Des chartes régionales pour appliquer la loi
L' "incohérence" des politiques publiques qui se mêlent à cette loi demeure "l'une des difficultés" de sa mise en œuvre. De même, la "résistance des administrations," quant à la décentralisation des compétences en urbanisme reste "un obstacle", a ajouté Jean Bizet. Il n'est pas question de "remettre en cause" la loi Littoral, a réitéré Odette Herviaux. Les rapporteurs souhaitent "revenir à l'origine" de cette loi et "confier son interprétation" aux élus locaux. Pour ce faire, douze recommandations sont formulées.

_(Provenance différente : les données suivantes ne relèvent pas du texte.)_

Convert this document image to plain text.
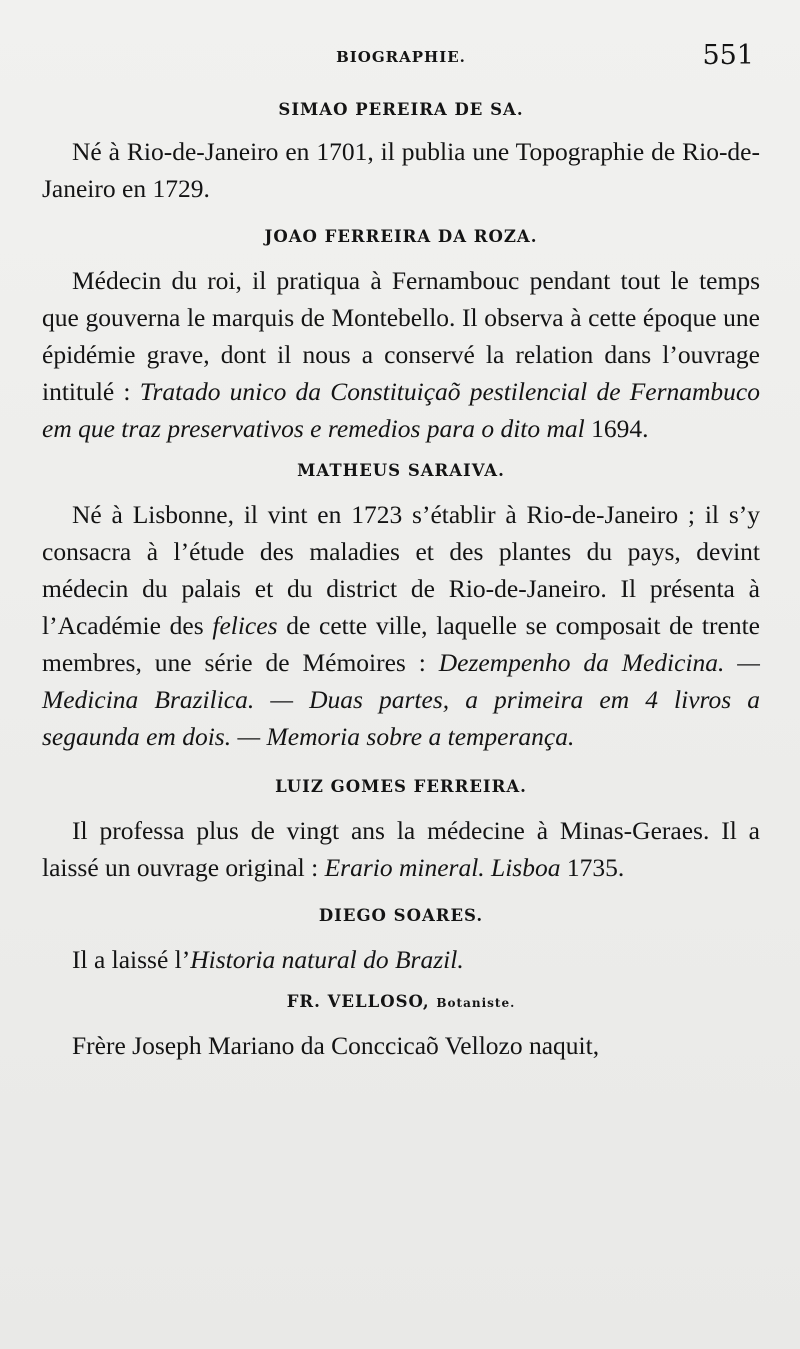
BIOGRAPHIE.	551
SIMAO PEREIRA DE SA.

Né à Rio-de-Janeiro en 1701, il publia une Topographie de Rio-de-Janeiro en 1729.

JOAO FERREIRA DA ROZA.

Médecin du roi, il pratiqua à Fernambouc pendant tout le temps que gouverna le marquis de Montebello. Il observa à cette époque une épidémie grave, dont il nous a conservé la relation dans l’ouvrage intitulé : Tratado unico da Constituiçaõ pestilencial de Fernambuco em que traz preservativos e remedios para o dito mal 1694.

MATHEUS SARAIVA.

Né à Lisbonne, il vint en 1723 s’établir à Rio-de-Janeiro ; il s’y consacra à l’étude des maladies et des plantes du pays, devint médecin du palais et du district de Rio-de-Janeiro. Il présenta à l’Académie des felices de cette ville, laquelle se composait de trente membres, une série de Mémoires : Dezempenho da Medicina. — Medicina Brazilica. — Duas partes, a primeira em 4 livros a segaunda em dois. — Memoria sobre a temperança.

LUIZ GOMES FERREIRA.

Il professa plus de vingt ans la médecine à Minas-Geraes. Il a laissé un ouvrage original : Erario mineral. Lisboa 1735.

DIEGO SOARES.

Il a laissé l’Historia natural do Brazil.

FR. VELLOSO, Botaniste.

Frère Joseph Mariano da Conccicaõ Vellozo naquit,
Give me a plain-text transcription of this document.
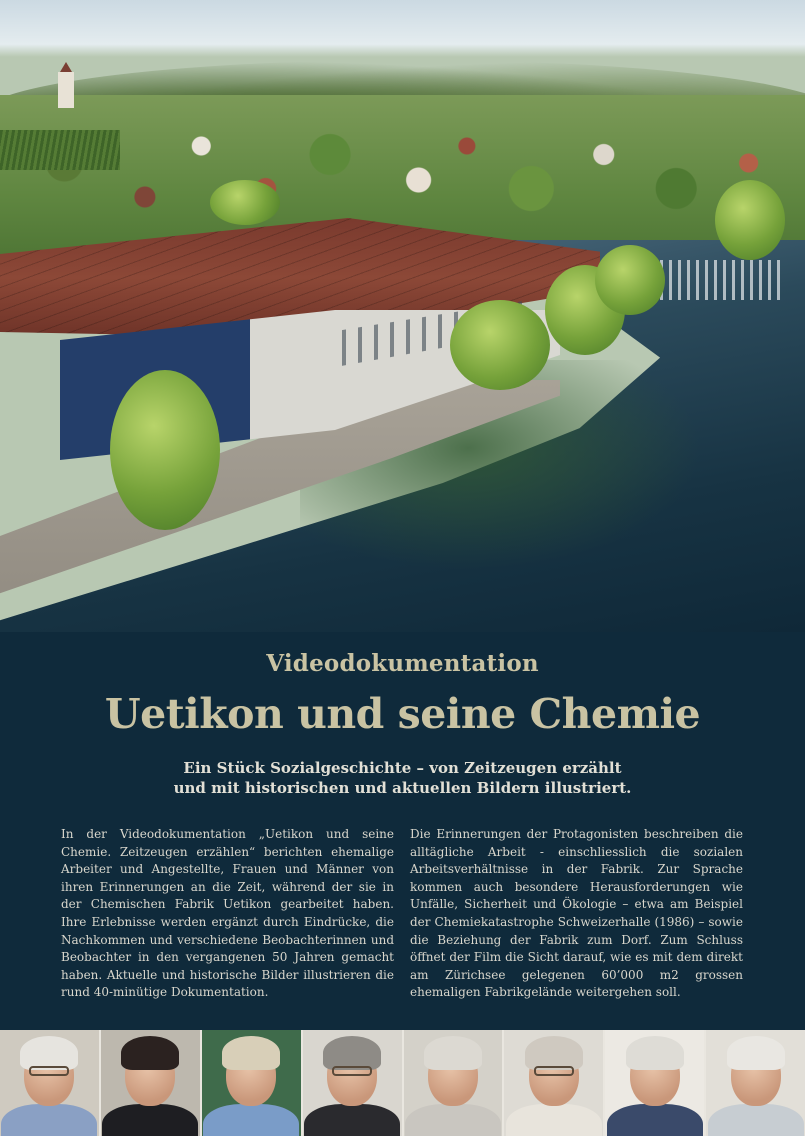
Videodokumentation
Uetikon und seine Chemie
Ein Stück Sozialgeschichte – von Zeitzeugen erzählt
und mit historischen und aktuellen Bildern illustriert.
In der Videodokumentation „Uetikon und seine Chemie. Zeitzeugen erzählen“ berichten ehemalige Arbeiter und Angestellte, Frauen und Männer von ihren Erinnerungen an die Zeit, während der sie in der Chemischen Fabrik Uetikon gearbeitet haben. Ihre Erlebnisse werden ergänzt durch Eindrücke, die Nachkommen und verschiedene Beobachterinnen und Beobachter in den vergangenen 50 Jahren gemacht haben. Aktuelle und historische Bilder illustrieren die rund 40-minütige Dokumentation.
Die Erinnerungen der Protagonisten beschreiben die alltägliche Arbeit - einschliesslich die sozialen Arbeitsverhältnisse in der Fabrik. Zur Sprache kommen auch besondere Herausforderungen wie Unfälle, Sicherheit und Ökologie – etwa am Beispiel der Chemiekatastrophe Schweizerhalle (1986) – sowie die Beziehung der Fabrik zum Dorf. Zum Schluss öffnet der Film die Sicht darauf, wie es mit dem direkt am Zürichsee gelegenen 60’000 m2 grossen ehemaligen Fabrikgelände weitergehen soll.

"Nous proposons pour cela la mise en place de chartes régionales d'aménagement du littoral optionnelles", a indiqué Mme Herviaux. Ces chartes - mesure phare - seront rédigées par les élus locaux et "devront être en compatibilité avec la loi". Elles déclineront l'interprétation des dispositions particulières au littoral du code de l'urbanisme. Les régions auront trois ans pour élaborer cette charte "juridiquement opposable", a ajouté M. Bizet, et ce pour éviter les interprétations différentes des juges. Chaque charte, qui reste optionnelle, serait adoptée après avis conforme du Conseil national de la mer et des littoraux (CNML), "garde-fou impartial". Via cette charte, les rapporteurs veulent combler les lacunes des schémas de cohérence territoriale (Scots) qui accusent du retard. Ils veulent rendre obligatoire l'inscription de l'ensemble des dispositions particulières au littoral dans les Scots littoraux et la délimitation de ces espaces dans les plans locaux d'urbanisme. Seuls 546 Scots ont été adoptés sur les 1.212 communes littorales.

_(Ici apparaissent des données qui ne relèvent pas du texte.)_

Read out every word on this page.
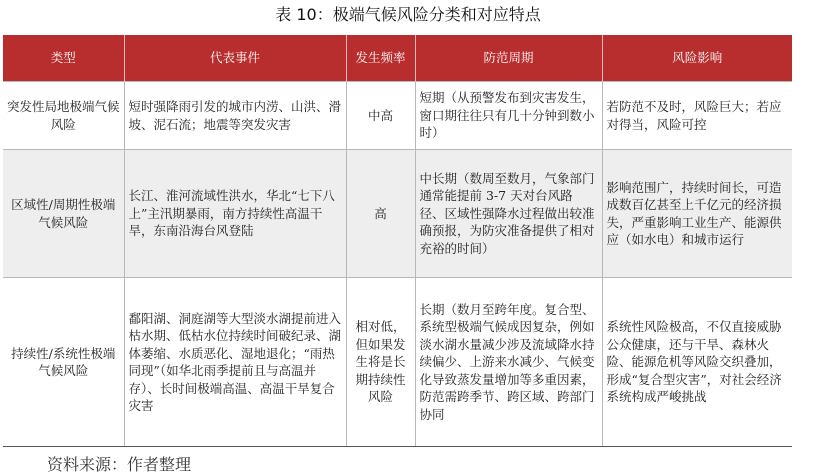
表 10：极端气候风险分类和对应特点
类型	代表事件	发生频率	防范周期	风险影响
突发性局地极端气候风险	短时强降雨引发的城市内涝、山洪、滑坡、泥石流；地震等突发灾害	中高	短期（从预警发布到灾害发生，窗口期往往只有几十分钟到数小时）	若防范不及时，风险巨大；若应对得当，风险可控
区域性/周期性极端气候风险	长江、淮河流域性洪水，华北“七下八上”主汛期暴雨，南方持续性高温干旱，东南沿海台风登陆	高	中长期（数周至数月，气象部门通常能提前 3-7 天对台风路径、区域性强降水过程做出较准确预报，为防灾准备提供了相对充裕的时间）	影响范围广，持续时间长，可造成数百亿甚至上千亿元的经济损失，严重影响工业生产、能源供应（如水电）和城市运行
持续性/系统性极端气候风险	鄱阳湖、洞庭湖等大型淡水湖提前进入枯水期、低枯水位持续时间破纪录、湖体萎缩、水质恶化、湿地退化；“雨热同现”（如华北雨季提前且与高温并存）、长时间极端高温、高温干旱复合灾害	相对低，但如果发生将是长期持续性风险	长期（数月至跨年度。复合型、系统型极端气候成因复杂，例如淡水湖水量减少涉及流域降水持续偏少、上游来水减少、气候变化导致蒸发量增加等多重因素，防范需跨季节、跨区域、跨部门协同	系统性风险极高，不仅直接威胁公众健康，还与干旱、森林火险、能源危机等风险交织叠加，形成“复合型灾害”，对社会经济系统构成严峻挑战
资料来源：作者整理
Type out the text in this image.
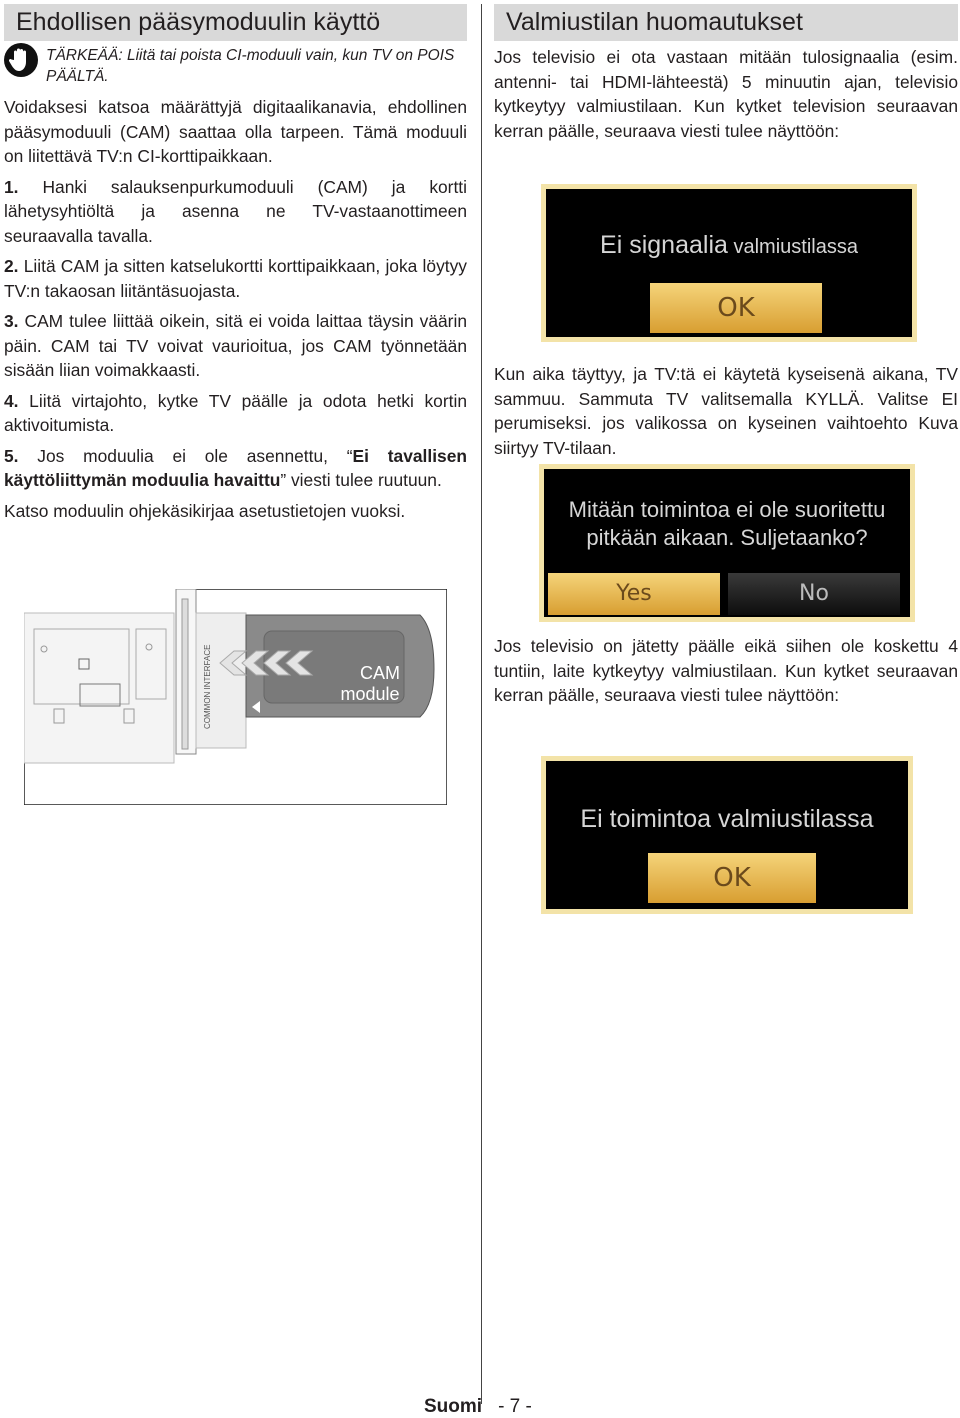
Ehdollisen pääsymoduulin käyttö
TÄRKEÄÄ: Liitä tai poista CI-moduuli vain, kun TV on POIS PÄÄLTÄ.

Voidaksesi katsoa määrättyjä digitaalikanavia, ehdollinen pääsymoduuli (CAM) saattaa olla tarpeen. Tämä moduuli on liitettävä TV:n CI-korttipaikkaan.

1. Hanki salauksenpurkumoduuli (CAM) ja kortti lähetysyhtiöltä ja asenna ne TV-vastaanottimeen seuraavalla tavalla.

2. Liitä CAM ja sitten katselukortti korttipaikkaan, joka löytyy TV:n takaosan liitäntäsuojasta.

3. CAM tulee liittää oikein, sitä ei voida laittaa täysin väärin päin. CAM tai TV voivat vaurioitua, jos CAM työnnetään sisään liian voimakkaasti.

4. Liitä virtajohto, kytke TV päälle ja odota hetki kortin aktivoitumista.

5. Jos moduulia ei ole asennettu, “Ei tavallisen käyttöliittymän moduulia havaittu” viesti tulee ruutuun.

Katso moduulin ohjekäsikirjaa asetustietojen vuoksi.

COMMON INTERFACE	CAM
module
Valmiustilan huomautukset

Jos televisio ei ota vastaan mitään tulosignaalia (esim. antenni- tai HDMI-lähteestä) 5 minuutin ajan, televisio kytkeytyy valmiustilaan. Kun kytket television seuraavan kerran päälle, seuraava viesti tulee näyttöön:

Ei signaalia valmiustilassa
OK

Kun aika täyttyy, ja TV:tä ei käytetä kyseisenä aikana, TV sammuu. Sammuta TV valitsemalla KYLLÄ. Valitse EI perumiseksi. jos valikossa on kyseinen vaihtoehto Kuva siirtyy TV-tilaan.

Mitään toimintoa ei ole suoritettu
pitkään aikaan. Suljetaanko?
Yes	No

Jos televisio on jätetty päälle eikä siihen ole koskettu 4 tuntiin, laite kytkeytyy valmiustilaan. Kun kytket seuraavan kerran päälle, seuraava viesti tulee näyttöön:

Ei toimintoa valmiustilassa
OK
Suomi - 7 -
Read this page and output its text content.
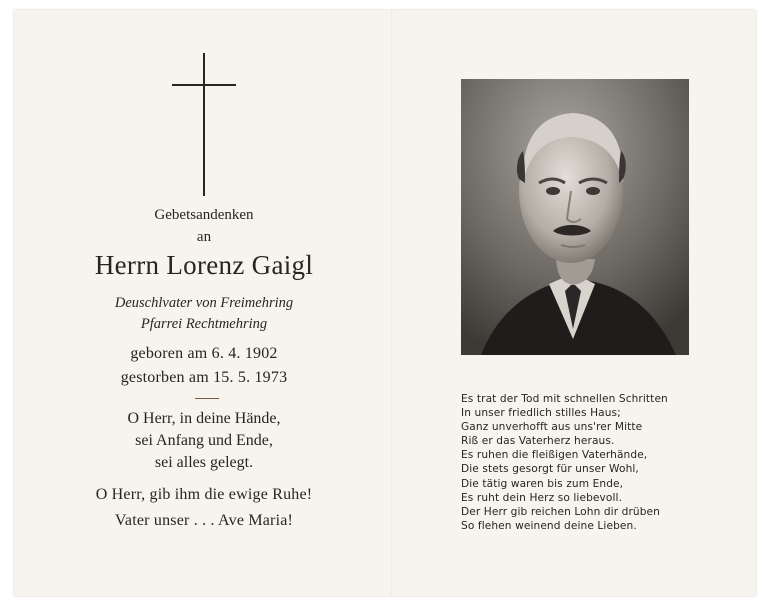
Gebetsandenken
an
Herrn Lorenz Gaigl
Deuschlvater von Freimehring
Pfarrei Rechtmehring
geboren am 6. 4. 1902
gestorben am 15. 5. 1973
O Herr, in deine Hände,
sei Anfang und Ende,
sei alles gelegt.
O Herr, gib ihm die ewige Ruhe!
Vater unser . . . Ave Maria!
Es trat der Tod mit schnellen Schritten
In unser friedlich stilles Haus;
Ganz unverhofft aus uns'rer Mitte
Riß er das Vaterherz heraus.
Es ruhen die fleißigen Vaterhände,
Die stets gesorgt für unser Wohl,
Die tätig waren bis zum Ende,
Es ruht dein Herz so liebevoll.
Der Herr gib reichen Lohn dir drüben
So flehen weinend deine Lieben.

En matière d'urbanisme, les rapporteurs demandent également d'autoriser une densification des hameaux existants par comblement des "dents creuses", espaces non construits entourés de parcelles bâties. Pour éviter "le bétonnage", ils proposent également de durcir la loi, en augmentant les zones de ruptures d'urbanisation et d'ajouter comme motif d'extension de la bande littorale "les risques naturels liés aux submersions marines".
Des amendements prévus
Les sénateurs appellent aussi à introduire plus de "solidarité financière" entre les communes littorales "en intégrant un indicateur d'artificialisation des sols dans le calcul de la dotation globale de fonctionnement". La loi Littoral est "accusée de pénaliser" les communes les "plus vertueuses. Seul un mécanisme de péréquation pourrait permettre de compenser cet effet pervers", a souligné Jean Bizet.
Les rapporteurs ont "tenté de retranscrire leurs recommandations" dans le projet de loi sur l'accès au logement et un urbanisme rénové (Alur) en cours de débats au Sénat. "La ministre de l'Egalité des territoires et du Logement a répondu qu'une circulaire est en préparation mais nous sommes sceptiques", a indiqué Odette Herviaux. Leurs amendements seront de nouveau présentés au cours de l'examen de l'Acte III sur la décentralisation. L'un relatif aux "dents creuses" sera proposé en avril aux sénateurs qui débattront du projet de loi d'avenir agricole.